Wall Street attend mardi un vote important sur la Clarity Act américaine, mais le développement des services crypto par les grandes institutions financières semble déjà aller plus loin que Washington. La loi peut offrir aux banques, aux courtiers et aux gestionnaires d’actifs davantage de clarté sur la manière dont ils peuvent négocier des actifs numériques et concevoir des produits, mais un échec ralentirait probablement ce mouvement, sans l’arrêter.
Davantage de clarté pour les institutions
La Digital Asset Market Clarity Act doit fournir un cadre réglementaire plus clair pour le marché des cryptomonnaies aux États-Unis. Elle permettrait de mieux définir à quel moment un actif numérique est considéré comme une commodity et comment les courtiers et les plateformes de négociation peuvent l’utiliser. Cela est particulièrement pertinent pour les acteurs qui doivent encore composer avec les règles de la SEC et de la CFTC.
Selon Chris Crawford, associé au cabinet d’avocats Fenwick, la loi aiderait surtout à prendre des décisions internes plus rapidement. Il a qualifié cette loi d’« extrêmement utile » pour l’adoption de la technologie, mais pas nécessairement pour lancer cette adoption. Les grands acteurs sont en effet déjà actifs via des ETF spot Bitcoin, des plateformes de tokénisation et d’autres produits crypto.

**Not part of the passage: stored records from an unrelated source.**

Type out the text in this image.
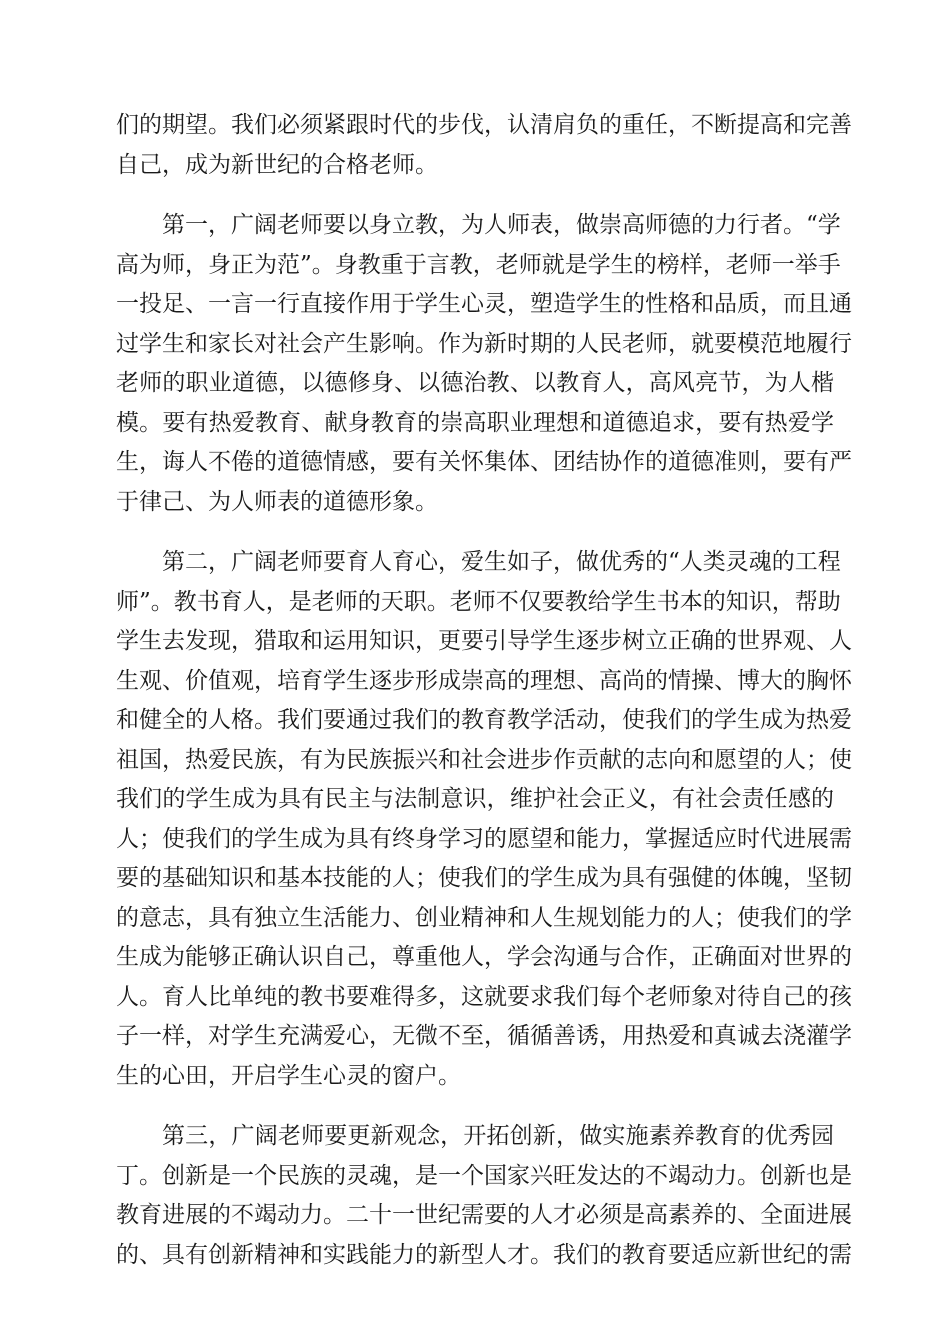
们的期望。我们必须紧跟时代的步伐，认清肩负的重任，不断提高和完善
自己，成为新世纪的合格老师。
第一，广阔老师要以身立教，为人师表，做崇高师德的力行者。“学
高为师，身正为范”。身教重于言教，老师就是学生的榜样，老师一举手
一投足、一言一行直接作用于学生心灵，塑造学生的性格和品质，而且通
过学生和家长对社会产生影响。作为新时期的人民老师，就要模范地履行
老师的职业道德，以德修身、以德治教、以教育人，高风亮节，为人楷
模。要有热爱教育、献身教育的崇高职业理想和道德追求，要有热爱学
生，诲人不倦的道德情感，要有关怀集体、团结协作的道德准则，要有严
于律己、为人师表的道德形象。
第二，广阔老师要育人育心，爱生如子，做优秀的“人类灵魂的工程
师”。教书育人，是老师的天职。老师不仅要教给学生书本的知识，帮助
学生去发现，猎取和运用知识，更要引导学生逐步树立正确的世界观、人
生观、价值观，培育学生逐步形成崇高的理想、高尚的情操、博大的胸怀
和健全的人格。我们要通过我们的教育教学活动，使我们的学生成为热爱
祖国，热爱民族，有为民族振兴和社会进步作贡献的志向和愿望的人；使
我们的学生成为具有民主与法制意识，维护社会正义，有社会责任感的
人；使我们的学生成为具有终身学习的愿望和能力，掌握适应时代进展需
要的基础知识和基本技能的人；使我们的学生成为具有强健的体魄，坚韧
的意志，具有独立生活能力、创业精神和人生规划能力的人；使我们的学
生成为能够正确认识自己，尊重他人，学会沟通与合作，正确面对世界的
人。育人比单纯的教书要难得多，这就要求我们每个老师象对待自己的孩
子一样，对学生充满爱心，无微不至，循循善诱，用热爱和真诚去浇灌学
生的心田，开启学生心灵的窗户。
第三，广阔老师要更新观念，开拓创新，做实施素养教育的优秀园
丁。创新是一个民族的灵魂，是一个国家兴旺发达的不竭动力。创新也是
教育进展的不竭动力。二十一世纪需要的人才必须是高素养的、全面进展
的、具有创新精神和实践能力的新型人才。我们的教育要适应新世纪的需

Wall Street poursuit déjà ses développements
Brian Vieten, analyste de recherche senior chez Siebert Financial, a déclaré que l’approbation de la loi donne aux institutions financières américaines le sentiment d’un feu vert pour accélérer les investissements dans la blockchain, les produits tokénisés et les acquisitions. Mais si le vote échoue, cela pourrait selon lui créer une incitation supplémentaire à avancer les lancements de produits tant que le contexte actuel reste relativement favorable.
Cette lecture s’inscrit dans une évolution plus large du marché. Des analystes de JPMorgan ont averti plus tôt qu’un retard autour de la loi pourrait freiner la croissance de la tokénisation et des applications blockchain, tandis que Citi estime déjà le segment des actifs tokénisés à 17 milliards de dollars (14,7 milliards d'euros) et prévoit qu’il pourrait atteindre 5,5 billions de dollars (4,8 billions d'euros) d’ici 2030. Cela montre l’ampleur des enjeux, même si la loi elle-même n’est pas encore adoptée.

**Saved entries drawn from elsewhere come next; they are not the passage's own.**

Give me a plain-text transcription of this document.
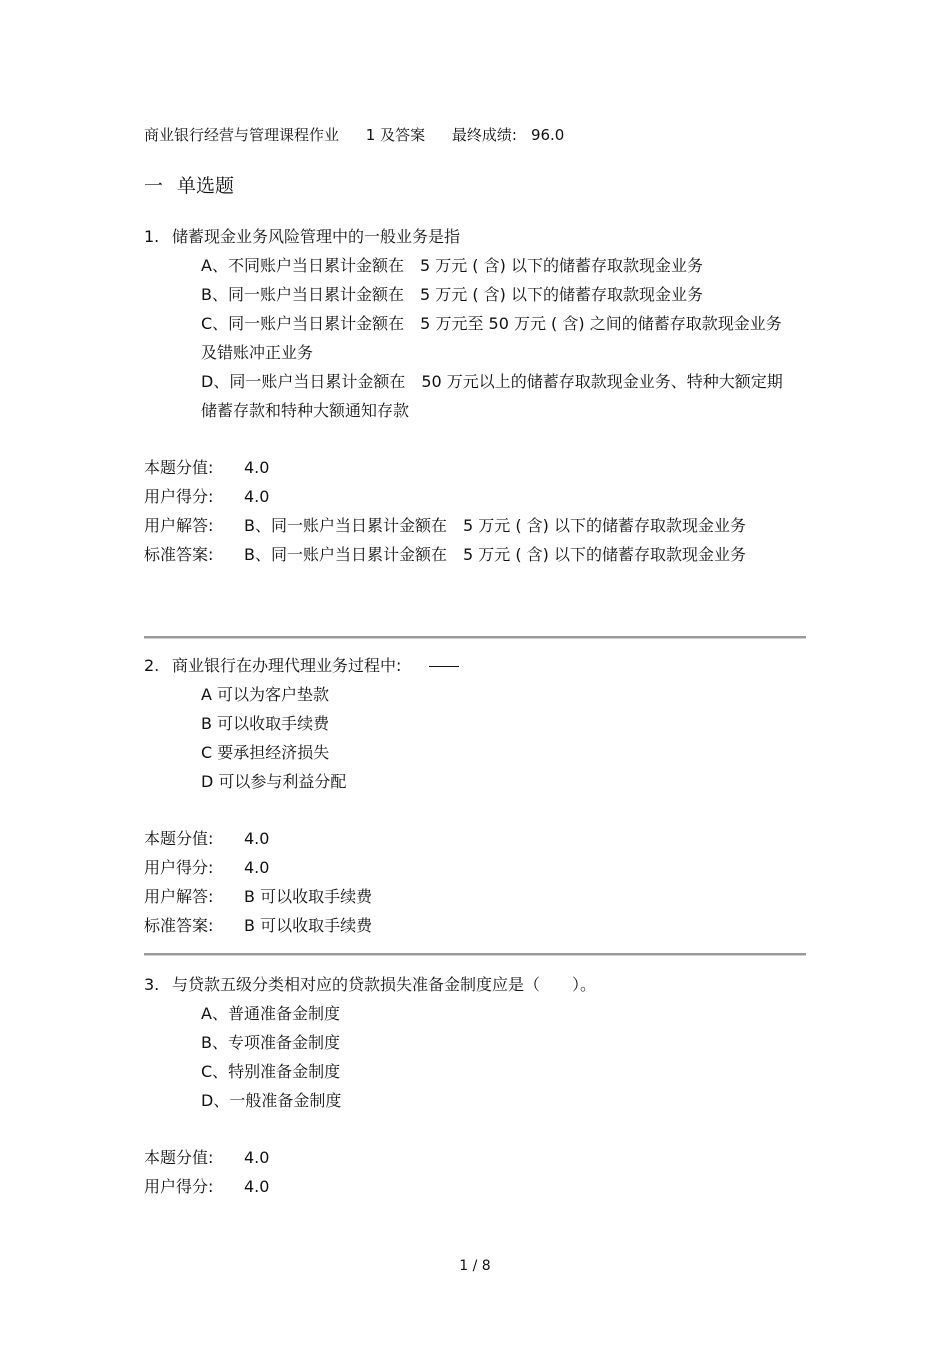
商业银行经营与管理课程作业 1 及答案 最终成绩: 96.0
一 单选题
1. 储蓄现金业务风险管理中的一般业务是指
A、不同账户当日累计金额在　5 万元 ( 含) 以下的储蓄存取款现金业务
B、同一账户当日累计金额在　5 万元 ( 含) 以下的储蓄存取款现金业务
C、同一账户当日累计金额在　5 万元至 50 万元 ( 含) 之间的储蓄存取款现金业务及错账冲正业务
D、同一账户当日累计金额在　50 万元以上的储蓄存取款现金业务、特种大额定期储蓄存款和特种大额通知存款
本题分值:	4.0
用户得分:	4.0
用户解答: B、同一账户当日累计金额在　5 万元 ( 含) 以下的储蓄存取款现金业务
标准答案: B、同一账户当日累计金额在　5 万元 ( 含) 以下的储蓄存取款现金业务
2. 商业银行在办理代理业务过程中:
A 可以为客户垫款
B 可以收取手续费
C 要承担经济损失
D 可以参与利益分配
本题分值:	4.0
用户得分:	4.0
用户解答:	B 可以收取手续费
标准答案:	B 可以收取手续费
3. 与贷款五级分类相对应的贷款损失准备金制度应是（　　）。
A、普通准备金制度
B、专项准备金制度
C、特别准备金制度
D、一般准备金制度
本题分值:	4.0
用户得分:	4.0
1 / 8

Robinhood s’est entre-temps prononcé en faveur de la loi et affirme que des règles claires peuvent permettre à l’innovation de se développer sans faire disparaître la protection des consommateurs. Dans le même temps, le parcours politique reste difficile, notamment en raison du débat sur la répartition de la surveillance entre les régulateurs et sur les récompenses liées aux stablecoins, pour lesquelles les groupes bancaires souhaitent au contraire des restrictions plus strictes. La bataille politique plus large autour de la loi reste également visible, avec l’opposition des procureurs généraux des États à la répartition proposée de la surveillance.

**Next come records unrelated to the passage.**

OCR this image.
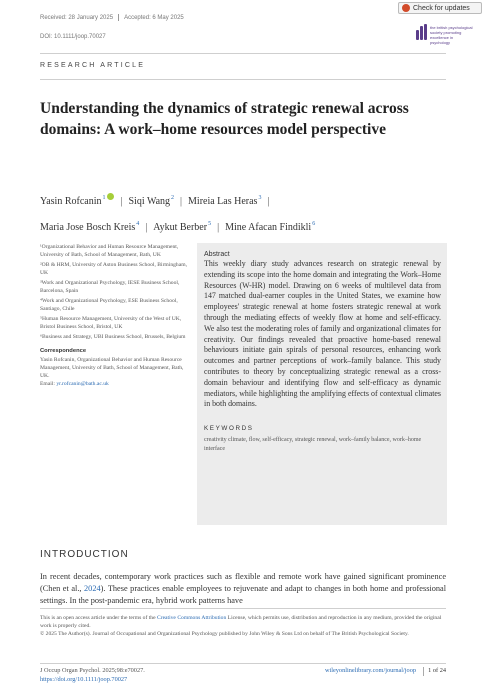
Received: 28 January 2025 Accepted: 6 May 2025
DOI: 10.1111/joop.70027
Check for updates
the british psychological society promoting excellence in psychology
RESEARCH ARTICLE
Understanding the dynamics of strategic renewal across domains: A work–home resources model perspective
Yasin Rofcanin$^1$ | Siqi Wang$^2$ | Mireia Las Heras$^3$ |
Maria Jose Bosch Kreis$^4$ | Aykut Berber$^5$ | Mine Afacan Findikli$^6$

¹Organizational Behavior and Human Resource Management, University of Bath, School of Management, Bath, UK

²OB & HRM, University of Aston Business School, Birmingham, UK

³Work and Organizational Psychology, IESE Business School, Barcelona, Spain

⁴Work and Organizational Psychology, ESE Business School, Santiago, Chile

⁵Human Resource Management, University of the West of UK, Bristol Business School, Bristol, UK

⁶Business and Strategy, UBI Business School, Brussels, Belgium

Correspondence

Yasin Rofcanin, Organizational Behavior and Human Resource Management, University of Bath, School of Management, Bath, UK.
Email: yr.rofcanin@bath.ac.uk

Abstract
This weekly diary study advances research on strategic renewal by extending its scope into the home domain and integrating the Work–Home Resources (W-HR) model. Drawing on 6 weeks of multilevel data from 147 matched dual-earner couples in the United States, we examine how employees' strategic renewal at home fosters strategic renewal at work through the mediating effects of weekly flow at home and self-efficacy. We also test the moderating roles of family and organizational climates for creativity. Our findings revealed that proactive home-based renewal behaviours initiate gain spirals of personal resources, enhancing work outcomes and partner perceptions of work–family balance. This study contributes to theory by conceptualizing strategic renewal as a cross-domain behaviour and identifying flow and self-efficacy as dynamic mediators, while highlighting the amplifying effects of contextual climates in both domains.
KEYWORDS
creativity climate, flow, self-efficacy, strategic renewal, work–family balance, work–home interface
INTRODUCTION
In recent decades, contemporary work practices such as flexible and remote work have gained significant prominence (Chen et al., 2024). These practices enable employees to rejuvenate and adapt to changes in both home and professional settings. In the post-pandemic era, hybrid work patterns have
This is an open access article under the terms of the Creative Commons Attribution License, which permits use, distribution and reproduction in any medium, provided the original work is properly cited.
© 2025 The Author(s). Journal of Occupational and Organizational Psychology published by John Wiley & Sons Ltd on behalf of The British Psychological Society.
J Occup Organ Psychol. 2025;98:e70027.
https://doi.org/10.1111/joop.70027
wileyonlinelibrary.com/journal/joop	1 of 24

Pourquoi cela compte pour l’Europe
Pour les lecteurs européens de crypto, cela est surtout pertinent parce que les États-Unis pourraient ainsi obtenir un cadre plus précis pour l’adoption institutionnelle de la crypto. Si les grands acteurs américains standardisent davantage leurs produits et leurs processus, cela peut aussi influencer la manière dont les entreprises opérant à l’international structurent leurs services crypto. Cela montre aussi que la demande institutionnelle pour Bitcoin et la tokénisation ne dépend pas entièrement d’une seule loi à Washington.